Die von der neuen Bundesregierung angefachte Diskussion um überlange Wartezeiten für Patienten ist noch in vollem Gange. Währenddessen hat die Kassenärztliche Vereinigung Bayerns (KVB) einmal das Verhalten der Patienten genauer unter die Lupe genommen. Eine Umfrage unter niedergelassenen Ärzten und Psychotherapeuten ergab, dass auch unzuverlässige Patienten dazu beitragen, dass in den Praxen ein hoher Zeitdruck herrscht und unnötige Wartezeiten entstehen können.

Was die Termintreue ihrer Patienten betrifft, falle das Stimmungsbild unter den Ärzten eher betrüblich aus, so die KVB. Rund ein Drittel der fast 400 Praxen, die an der Umfrage teilgenommen hatten, berichtete von 5 bis 10 % an Terminen pro Woche, die von Patienten trotz Vereinbarung nicht wahrgenommen werden. Fast jeder fünfte Arzt oder Psychotherapeut sprach gar von 10 bis 15 % solcher Terminausfälle.

Patienten sagen selten ab

Erschwerend komme hinzu, dass mehr als die Hälfte der Patienten, die einen Termin nicht wahrnehmen, in der Praxis nicht absagen.

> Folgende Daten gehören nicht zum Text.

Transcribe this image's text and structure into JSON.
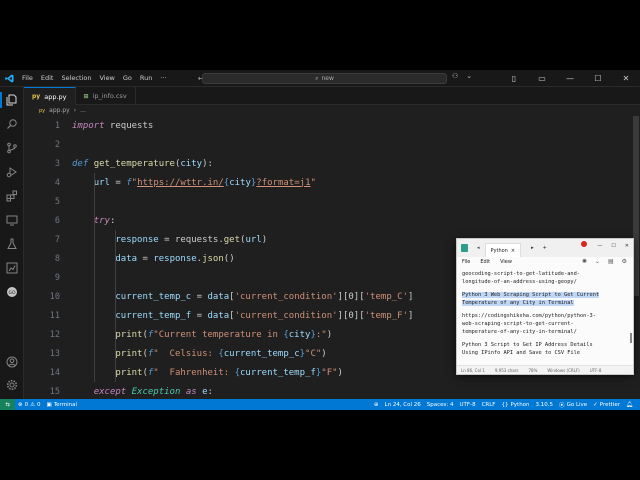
{
  "titlebar": {
    "menu": [
      "File",
      "Edit",
      "Selection",
      "View",
      "Go",
      "Run"
    ],
    "more": "···",
    "search": "new"
  },
  "tabs": [
    {
      "icon_text": "py",
      "label": "app.py",
      "active": true
    },
    {
      "icon_text": "⊞",
      "label": "ip_info.csv",
      "active": false
    }
  ],
  "breadcrumb": {
    "file": "app.py",
    "rest": "..."
  },
  "code_lines": [
    {
      "n": "1",
      "tokens": [
        {
          "c": "kw",
          "t": "import"
        },
        {
          "c": "",
          "t": " requests"
        }
      ]
    },
    {
      "n": "2",
      "tokens": []
    },
    {
      "n": "3",
      "tokens": [
        {
          "c": "def",
          "t": "def"
        },
        {
          "c": "",
          "t": " "
        },
        {
          "c": "fn",
          "t": "get_temperature"
        },
        {
          "c": "",
          "t": "("
        },
        {
          "c": "var",
          "t": "city"
        },
        {
          "c": "",
          "t": "):"
        }
      ]
    },
    {
      "n": "4",
      "tokens": [
        {
          "c": "",
          "t": "    "
        },
        {
          "c": "var",
          "t": "url"
        },
        {
          "c": "",
          "t": " = "
        },
        {
          "c": "fpre",
          "t": "f"
        },
        {
          "c": "str",
          "t": "\""
        },
        {
          "c": "strl",
          "t": "https://wttr.in/"
        },
        {
          "c": "brace",
          "t": "{"
        },
        {
          "c": "var",
          "t": "city"
        },
        {
          "c": "brace",
          "t": "}"
        },
        {
          "c": "strl",
          "t": "?format=j1"
        },
        {
          "c": "str",
          "t": "\""
        }
      ]
    },
    {
      "n": "5",
      "tokens": []
    },
    {
      "n": "6",
      "tokens": [
        {
          "c": "",
          "t": "    "
        },
        {
          "c": "kw",
          "t": "try"
        },
        {
          "c": "",
          "t": ":"
        }
      ]
    },
    {
      "n": "7",
      "tokens": [
        {
          "c": "",
          "t": "        "
        },
        {
          "c": "var",
          "t": "response"
        },
        {
          "c": "",
          "t": " = requests."
        },
        {
          "c": "fn",
          "t": "get"
        },
        {
          "c": "",
          "t": "("
        },
        {
          "c": "var",
          "t": "url"
        },
        {
          "c": "",
          "t": ")"
        }
      ]
    },
    {
      "n": "8",
      "tokens": [
        {
          "c": "",
          "t": "        "
        },
        {
          "c": "var",
          "t": "data"
        },
        {
          "c": "",
          "t": " = "
        },
        {
          "c": "var",
          "t": "response"
        },
        {
          "c": "",
          "t": "."
        },
        {
          "c": "fn",
          "t": "json"
        },
        {
          "c": "",
          "t": "()"
        }
      ]
    },
    {
      "n": "9",
      "tokens": []
    },
    {
      "n": "10",
      "tokens": [
        {
          "c": "",
          "t": "        "
        },
        {
          "c": "var",
          "t": "current_temp_c"
        },
        {
          "c": "",
          "t": " = "
        },
        {
          "c": "var",
          "t": "data"
        },
        {
          "c": "",
          "t": "["
        },
        {
          "c": "str",
          "t": "'current_condition'"
        },
        {
          "c": "",
          "t": "][0]["
        },
        {
          "c": "str",
          "t": "'temp_C'"
        },
        {
          "c": "",
          "t": "]"
        }
      ]
    },
    {
      "n": "11",
      "tokens": [
        {
          "c": "",
          "t": "        "
        },
        {
          "c": "var",
          "t": "current_temp_f"
        },
        {
          "c": "",
          "t": " = "
        },
        {
          "c": "var",
          "t": "data"
        },
        {
          "c": "",
          "t": "["
        },
        {
          "c": "str",
          "t": "'current_condition'"
        },
        {
          "c": "",
          "t": "][0]["
        },
        {
          "c": "str",
          "t": "'temp_F'"
        },
        {
          "c": "",
          "t": "]"
        }
      ]
    },
    {
      "n": "12",
      "tokens": [
        {
          "c": "",
          "t": "        "
        },
        {
          "c": "fn",
          "t": "print"
        },
        {
          "c": "",
          "t": "("
        },
        {
          "c": "fpre",
          "t": "f"
        },
        {
          "c": "str",
          "t": "\"Current temperature in "
        },
        {
          "c": "brace",
          "t": "{"
        },
        {
          "c": "var",
          "t": "city"
        },
        {
          "c": "brace",
          "t": "}"
        },
        {
          "c": "str",
          "t": ":\""
        },
        {
          "c": "",
          "t": ")"
        }
      ]
    },
    {
      "n": "13",
      "tokens": [
        {
          "c": "",
          "t": "        "
        },
        {
          "c": "fn",
          "t": "print"
        },
        {
          "c": "",
          "t": "("
        },
        {
          "c": "fpre",
          "t": "f"
        },
        {
          "c": "str",
          "t": "\"  Celsius: "
        },
        {
          "c": "brace",
          "t": "{"
        },
        {
          "c": "var",
          "t": "current_temp_c"
        },
        {
          "c": "brace",
          "t": "}"
        },
        {
          "c": "str",
          "t": "°C\""
        },
        {
          "c": "",
          "t": ")"
        }
      ]
    },
    {
      "n": "14",
      "tokens": [
        {
          "c": "",
          "t": "        "
        },
        {
          "c": "fn",
          "t": "print"
        },
        {
          "c": "",
          "t": "("
        },
        {
          "c": "fpre",
          "t": "f"
        },
        {
          "c": "str",
          "t": "\"  Fahrenheit: "
        },
        {
          "c": "brace",
          "t": "{"
        },
        {
          "c": "var",
          "t": "current_temp_f"
        },
        {
          "c": "brace",
          "t": "}"
        },
        {
          "c": "str",
          "t": "°F\""
        },
        {
          "c": "",
          "t": ")"
        }
      ]
    },
    {
      "n": "15",
      "tokens": [
        {
          "c": "",
          "t": "    "
        },
        {
          "c": "kw",
          "t": "except"
        },
        {
          "c": "",
          "t": " "
        },
        {
          "c": "cls",
          "t": "Exception"
        },
        {
          "c": "",
          "t": " "
        },
        {
          "c": "kw",
          "t": "as"
        },
        {
          "c": "",
          "t": " "
        },
        {
          "c": "var",
          "t": "e"
        },
        {
          "c": "",
          "t": ":"
        }
      ]
    }
  ],
  "statusbar": {
    "errors": "0",
    "warnings": "0",
    "terminal": "Terminal",
    "position": "Ln 24, Col 26",
    "spaces": "Spaces: 4",
    "encoding": "UTF-8",
    "eol": "CRLF",
    "language": "Python",
    "version": "3.10.5",
    "golive": "Go Live",
    "prettier": "Prettier"
  },
  "notepad": {
    "tab_label": "Python",
    "menu": [
      "File",
      "Edit",
      "View"
    ],
    "lines": [
      {
        "text": "geocoding-script-to-get-latitude-and-\nlongitude-of-an-address-using-geopy/",
        "selected": false
      },
      {
        "text": "Python 3 Web Scraping Script to Get Current\nTemperature of any City in Terminal",
        "selected": true
      },
      {
        "text": "https://codingshiksha.com/python/python-3-\nweb-scraping-script-to-get-current-\ntemperature-of-any-city-in-terminal/",
        "selected": false
      },
      {
        "text": "Python 3 Script to Get IP Address Details\nUsing IPinfo API and Save to CSV File",
        "selected": false
      }
    ],
    "status": [
      "Ln 86, Col 1",
      "9,953 chars",
      "78%",
      "Windows (CRLF)",
      "UTF-8"
    ]
  },
  "colors": {
    "editor_bg": "#1f1f1f",
    "statusbar_bg": "#0078d4",
    "keyword": "#c586c0",
    "function": "#dcdcaa",
    "variable": "#9cdcfe",
    "string": "#ce9178"
  }
}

Gerade bei reinen Bestellpraxen oder auch bei aufwendigeren Untersuchungen sei dies für die Kolleginnen und Kollegen ein gravierendes Problem, beklagt die KVB. Einen solchen Ausfall könnten nur die Ärzte kompensieren, die ihre Praxis überwiegend als offene Sprechstunde organisiert haben. In reinen Bestellpraxen hingegen führe die mangelnde Termintreue der Patienten zu Ausfallzeiten und einem echten Honorarverlust. Gleichzeitig würden die Wartezeiten für andere Patienten auf diese Weise künstlich verlängert.

Privatpatienten halten Termine eher ein

Interessant ist ein Blick auf die Kommentare, die von den teilnehmenden Ärzten abgegeben wurden. Demnach tritt das Problem der Terminuntreue vornehmlich bei gesetzlich versicherten Patienten auf, bei Privatpatienten käme so etwas hingegen kaum vor. Bei Neupatienten nähmen bis zu 40 % ihren Ersttermin nicht wahr, wenn man sie nicht einige Tage vorher telefonisch aktiv daran erinnere. Jüngere Patienten neigten zudem häufiger zu Terminuntreue als ältere.Einen nicht unbeträchtlichen Einfluss auf das Einhalten von Arztterminen scheint auch das Wetter zu haben, wie einige Kommentare nahelegen. So sei schönes Wetter im Frühjahr, Sommer und Herbst ein echter Terminkiller. Im Winter hingegen lässt extrem schlechtes und winterliches Wetter die Patienten lieber zu Hause bleiben. Und manchmal ist es auch einfach nur ein dringender Termin beim Friseur, der einem Arztbesuch den Rang abläuft.

Terminvergabestelle brächte unnötige Bürokratie

Der Vorstand der KVB nutzt die Ergebnisse der Umfrage nicht zuletzt auch als willkommenen Anlass, der Forderung der Politik nach einer Vier-Wochen-Frist für Facharzttermine eine Absage zu erteilen. Eine neue Bürokratiehürde durch eine sogenannte Terminvermittlungsstelle, etwa bei den Krankenkassen, sei deshalb überflüssig. Zudem seien Ärzte und Psychotherapeuten keine Angestellten der Kassen. Wer dringend einen Facharzttermin benötige, der bekomme diesen auch – insbesondere, wenn der Hausarzt selbst bei dem Kollegen nachfrage. Dies sei seit vielen Jahrzehnten gelebte Praxis in Deutschland.